Love International
Шрифт:
– Прекрасно, замечательно… новость отличная, духоподъемная, только ко мне-то как она прикладывается? К службе качества и нормо-контроля? И шик, и фолиант?
– Все просто, Витя, – тон Винцеля стал совершенно доверительным и ласковым, как в давние, давно ушедшие времена, когда он удивляться не переставал, откуда же Вика Большевиков такой вот вообще взялся, неторопливый пофигист. – Книжка, понимаешь, книжка. Не ротор, не лебедка, не лафет, а книжка. Штука такая с буквами… И это значит, что заняться ею должен интеллигентный человек… Культурный… А кто у нас такой в компании, сын педагога, супруг учителя? Ну не я же! Сам знаешь, мы из железнодорожников. Из стрелочников и машинистов. Я, кроме расписания поездов, до самой «Родной речи», до здравствуй, школа, первый класс, – другого слова печатного и не нюхал. Нет, правда, верил, что все книги так и состоят из череды табличек с цифрами.
– Ну а этот, – Борис глазами показал за стенку,
Врожденная интеллигентность и в самом деле слыла недостатком, изъяном в той индустриально-промышленной среде, в которой по большей части протекала жизнь Виктора Большевикова. Вообще. И уж, конечно, последние двенадцать лет. Синонимом ее было обычно слово «нюни». Ну, те, что разводят, распускают. И ясно было и понятно, что Боря Винцель не очень-то хотел бы на склоне лет и долгой успешной карьеры попасть под подозрение. Ну а с Витей все и так было понятно. Это единственный в компании менеджер среднего звена, да и вообще сотрудник, в командировочных аксессуарах которого, в портфеле или чемодане, могла обнаружиться литература не по специальности и не рекламного характера. И это не только в географических пределах того, что обозначается буквами «РФ», похожими на одну целую и перед ней поставленную половинку. На всем охватывающем все часовые пояса и климатические зоны, не знающем границ и рубежей трансконтинентальном пространстве «Лав Интернешнл» Виктор встретил за целое десятилетие с хвостиком еще лишь только одного такого дурака. Это был буржуй. Американец. Он первый раз летел в Россию учить неделю или даже целых две нефтедобытчиков где-то во тьме самарской области работе с новыми проточными взрывозащищенными подогревателями. Звали его Джеф Метьюз и до Москвы ему с Виктором было по пути. В самолете этот рыжий, веснушками, словно отравой от насекомых и вредителей, щедро опрысканный человек из рюкзачка внезапно выудил явно сейчас, вот только что, в какой-то лавке зоны дьюти-фри закупленный карманный томик с кровавым синяком заглавия «Crime and Punishment».
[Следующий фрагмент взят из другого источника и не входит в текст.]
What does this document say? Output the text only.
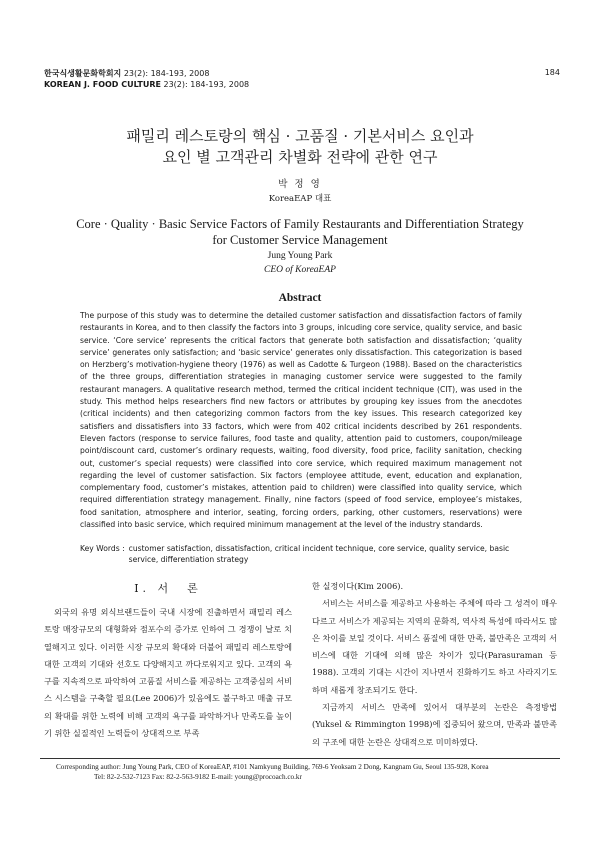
한국식생활문화학회지 23(2): 184-193, 2008
KOREAN J. FOOD CULTURE 23(2): 184-193, 2008
184
패밀리 레스토랑의 핵심 · 고품질 · 기본서비스 요인과
요인 별 고객관리 차별화 전략에 관한 연구
박 정 영
KoreaEAP 대표
Core · Quality · Basic Service Factors of Family Restaurants and Differentiation Strategy
for Customer Service Management
Jung Young Park
CEO of KoreaEAP
Abstract
The purpose of this study was to determine the detailed customer satisfaction and dissatisfaction factors of family restaurants in Korea, and to then classify the factors into 3 groups, inlcuding core service, quality service, and basic service. ‘Core service’ represents the critical factors that generate both satisfaction and dissatisfaction; ‘quality service’ generates only satisfaction; and ‘basic service’ generates only dissatisfaction. This categorization is based on Herzberg’s motivation-hygiene theory (1976) as well as Cadotte & Turgeon (1988). Based on the characteristics of the three groups, differentiation strategies in managing customer service were suggested to the family restaurant managers. A qualitative research method, termed the critical incident technique (CIT), was used in the study. This method helps researchers find new factors or attributes by grouping key issues from the anecdotes (critical incidents) and then categorizing common factors from the key issues. This research categorized key satisfiers and dissatisfiers into 33 factors, which were from 402 critical incidents described by 261 respondents. Eleven factors (response to service failures, food taste and quality, attention paid to customers, coupon/mileage point/discount card, customer’s ordinary requests, waiting, food diversity, food price, facility sanitation, checking out, customer’s special requests) were classified into core service, which required maximum management not regarding the level of customer satisfaction. Six factors (employee attitude, event, education and explanation, complementary food, customer’s mistakes, attention paid to children) were classified into quality service, which required differentiation strategy management. Finally, nine factors (speed of food service, employee’s mistakes, food sanitation, atmosphere and interior, seating, forcing orders, parking, other customers, reservations) were classified into basic service, which required minimum management at the level of the industry standards.
Key Words : customer satisfaction, dissatisfaction, critical incident technique, core service, quality service, basic service, differentiation strategy
Ⅰ. 서　론

외국의 유명 외식브랜드들이 국내 시장에 진출하면서 패밀리 레스토랑 매장규모의 대형화와 점포수의 증가로 인하여 그 경쟁이 날로 치열해지고 있다. 이러한 시장 규모의 확대와 더불어 패밀리 레스토랑에 대한 고객의 기대와 선호도 다양해지고 까다로워지고 있다. 고객의 욕구를 지속적으로 파악하여 고품질 서비스를 제공하는 고객중심의 서비스 시스템을 구축할 필요(Lee 2006)가 있음에도 불구하고 매출 규모의 확대를 위한 노력에 비해 고객의 욕구를 파악하거나 만족도를 높이기 위한 실질적인 노력들이 상대적으로 부족

한 실정이다(Kim 2006).

서비스는 서비스를 제공하고 사용하는 주체에 따라 그 성격이 매우 다르고 서비스가 제공되는 지역의 문화적, 역사적 특성에 따라서도 많은 차이를 보일 것이다. 서비스 품질에 대한 만족, 불만족은 고객의 서비스에 대한 기대에 의해 많은 차이가 있다(Parasuraman 등 1988). 고객의 기대는 시간이 지나면서 진화하기도 하고 사라지기도 하며 새롭게 창조되기도 한다.

지금까지 서비스 만족에 있어서 대부분의 논란은 측정방법(Yuksel & Rimmington 1998)에 집중되어 왔으며, 만족과 불만족의 구조에 대한 논란은 상대적으로 미미하였다.

Corresponding author: Jung Young Park, CEO of KoreaEAP, #101 Namkyung Building, 769-6 Yeoksam 2 Dong, Kangnam Gu, Seoul 135-928, Korea
Tel: 82-2-532-7123 Fax: 82-2-563-9182 E-mail: young@procoach.co.kr
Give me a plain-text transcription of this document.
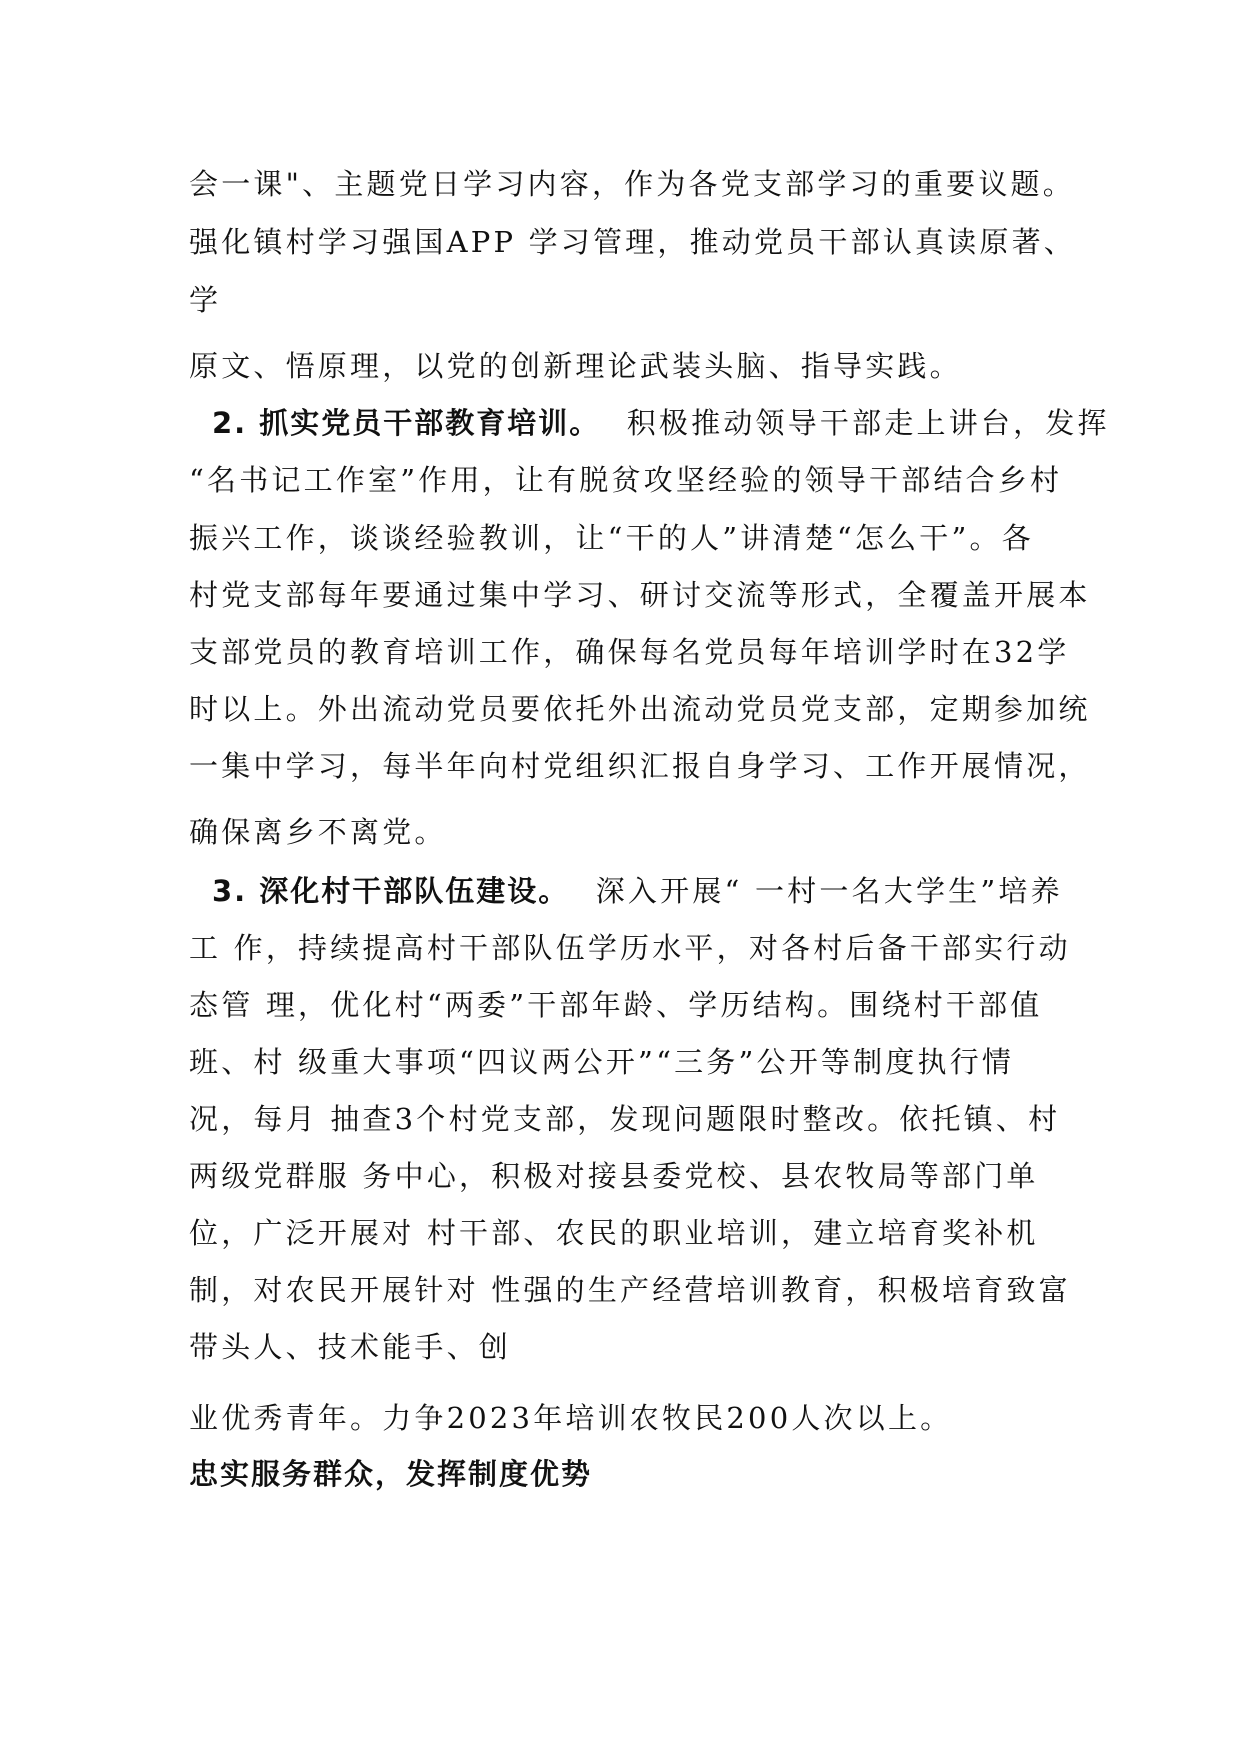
会一课"、主题党日学习内容，作为各党支部学习的重要议题。
强化镇村学习强国APP 学习管理，推动党员干部认真读原著、
学
原文、悟原理，以党的创新理论武装头脑、指导实践。
2. 抓实党员干部教育培训。 积极推动领导干部走上讲台，发挥
“名书记工作室”作用，让有脱贫攻坚经验的领导干部结合乡村
振兴工作，谈谈经验教训，让“干的人”讲清楚“怎么干”。各
村党支部每年要通过集中学习、研讨交流等形式，全覆盖开展本
支部党员的教育培训工作，确保每名党员每年培训学时在32学
时以上。外出流动党员要依托外出流动党员党支部，定期参加统
一集中学习，每半年向村党组织汇报自身学习、工作开展情况，
确保离乡不离党。
3. 深化村干部队伍建设。 深入开展“ 一村一名大学生”培养
工 作，持续提高村干部队伍学历水平，对各村后备干部实行动
态管 理，优化村“两委”干部年龄、学历结构。围绕村干部值
班、村 级重大事项“四议两公开”“三务”公开等制度执行情
况，每月 抽查3个村党支部，发现问题限时整改。依托镇、村
两级党群服 务中心，积极对接县委党校、县农牧局等部门单
位，广泛开展对 村干部、农民的职业培训，建立培育奖补机
制，对农民开展针对 性强的生产经营培训教育，积极培育致富
带头人、技术能手、创
业优秀青年。力争2023年培训农牧民200人次以上。
忠实服务群众，发挥制度优势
– Oh, my! Федор Михайлович? – не мог не изумиться Большевиков.
– What?
– Dostoevsky I mean…
– Yes, yes, – заулыбался в ответ с явным энтузиазмом и самодовольством самой природой надежно продезинфицированный рыжий. – Would like to understand better the mindset of my students out there… Хотел бы лучше понять склад ума моей будущей аудитории в России…
Ну то есть и этот уникальный случай можно было спокойно в расчет не принимать. Чудесное явление литературы под суровой сенью тяжелого и среднего машиностроения счастливо и разумно объяснялось и обуславливалось очевидной производственной необходимостью. Похвальным добросовестным отношением к своим прямым обязанностям инструктора и тренера в большом интернациональном монстре. В ином раскладе было бы, конечно, некомфортно. Поскольку сам Витя Большевиков читал исключительно и только фантастику. И это смешило Таню. Супругу, как неизменно называл ее Борис: «твоя супруга», – будто бы вкладывая в эту «подпругу» и «пургу» в бараньем «супе», всю неказистость и нелепость, какую только мог себе представить и вообразить.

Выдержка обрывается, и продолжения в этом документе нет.